Le goût des Qataris pour le luxe est intact en dépit de la crise
Selon Geoffroy Ader, expert en montres de collection, "le Qatar occupe la première place" pour les achats de montres de luxe dans la région en 2018
Rien de mieux qu’une belle montre pour affirmer son goût du luxe au Qatar, riche émirat gazier dont les citoyens ne veulent pas renoncer à leurs privilèges en dépit du climat de crise autour de ce petit pays.
« Parce que nous portons la tenue traditionnelle, les seuls accessoires que nous pouvons utiliser sont les montres et les boutons de manchette. La montre est essentielle pour être à la pointe de la mode », souligne Abdallah Sager al-Khori.
Ce Qatari de 36 ans, qui travaille dans les relations publiques malgré sa formation d’ingénieur, est l’un des fondateurs du Qatar Watch Club, un groupe d’une cinquantaine d’enthousiastes réunis par leur amour des montres.
« Au départ, je voulais une montre simplement pour connaître l’heure.

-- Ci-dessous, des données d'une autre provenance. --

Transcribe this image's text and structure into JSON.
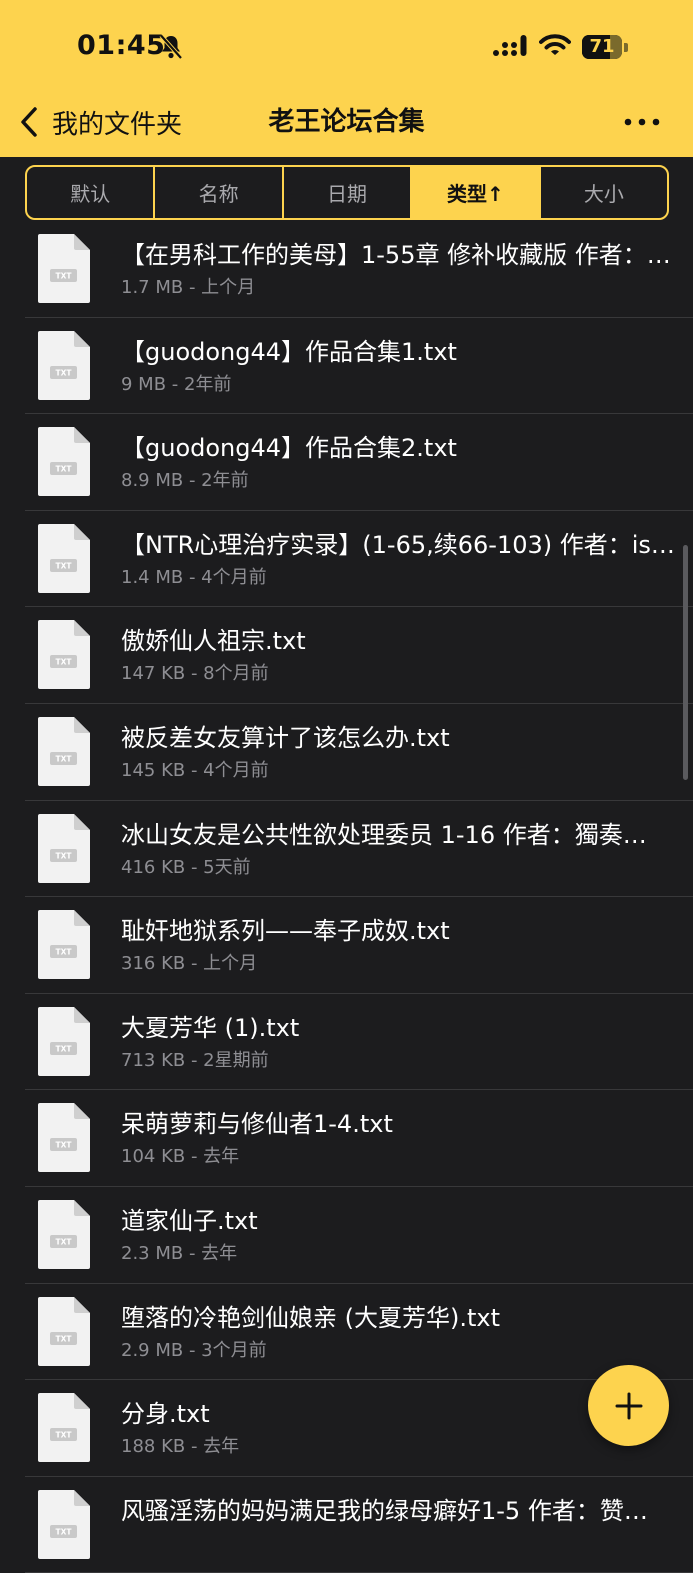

Mais j’ai réalisé ensuite qu’une montre a une histoire et j’aime le fait que la fabrication de son mécanisme soit difficile », raconte ce passionné.
« Alors la montre est passée d’un simple outil à une passion que j’espère transmettre à mes enfants », poursuit M. Khori, rencontré en février au Doha Jewellery and Watches Exhibition.
Ce salon a attiré du 20 au 25 février des foules d’acheteurs venus découvrir les dernières créations et les collections de fabricants de montres et de joailliers prestigieux.
Les marques Chaumet, Dior, Chopard, Tiffany, Rolex, Vacheron Constantin et Alfardan figuraient parmi les exposants.
Prix non affichés
Le Qatar étant l’un des pays les plus riches du monde, beaucoup ont fait le déplacement pour s’offrir un des accessoires de luxe exposés dans ce salon où aucune étiquette de prix n’était visible.
Des colliers à trois millions de dollars (2,6 millions d’euros) y côtoient des montres emblématiques à 200 000 dollars pièce (176 000 euros).
Des vendeurs européens en costume strict sont à l’affût de clients, parmi lesquels d’élégantes femmes qui déambulent sous le regard d’agents d’entretien originaires du Bangladesh.
D’éminents dignitaires du Qatar et des membres de la famille royale ont assisté à l’inauguration officielle, à laquelle était présente l’actrice indienne Aishwarya Rai Bachchan, star de Bollywood.
Un exposant raconte avoir écoulé 500 montres spécialement conçues pour le salon, chacune au prix de 30 000 riyals (7 200 euros), et vendues avant même le début de l’évènement.
Devant la salle d’exposition, où flotte une odeur de bois de santal, s’agite une cohorte de valets devant un défilé de voitures de luxe: des Maserati, Bentley et autres Rolls Royce.
Selon Geoffroy Ader, expert en montres de collection, « le Qatar occupe la première place » pour les achats de montres de luxe dans la région en 2018.
Quelle crise ?
La crise diplomatique qui oppose depuis près de deux ans le Qatar à ses voisins émirati, saoudien et bahreïni, en plus de l’Egypte, n’a apparemment pas pesé sur les ventes.
« Nos ventes ont presque doublé depuis le début de la crise car les Qataris préfèrent désormais acheter au Qatar », affirme David Tedeschi, directeur régional de la marque suisse Hublot et membre de la célèbre famille européenne dont fait partie l’ex-Première dame de France, Carla Bruni.
« Ils n’achètent plus dans les autres pays de la région », ajoute M. Tedeschi.
Depuis juin 2017, le Qatar est soumis à un strict blocus économique imposé par ses anciens alliés régionaux qui l’accusent de soutenir des groupes islamistes radicaux et de se rapprocher de l’Iran, ce que Doha dément.
Par ailleurs, si l’intérêt pour les montres reste essentiellement masculin, il ne cesse cependant de progresser chez les femmes, affirme M. Tedeschi.
« Au Qatar, nous avons beaucoup de clientes », dit-il, avant de préciser : « dans la plupart des pays du Golfe, environ 30 % des clients sont des femmes mais au Qatar, ce pourcentage s’élève à 40-45 % ».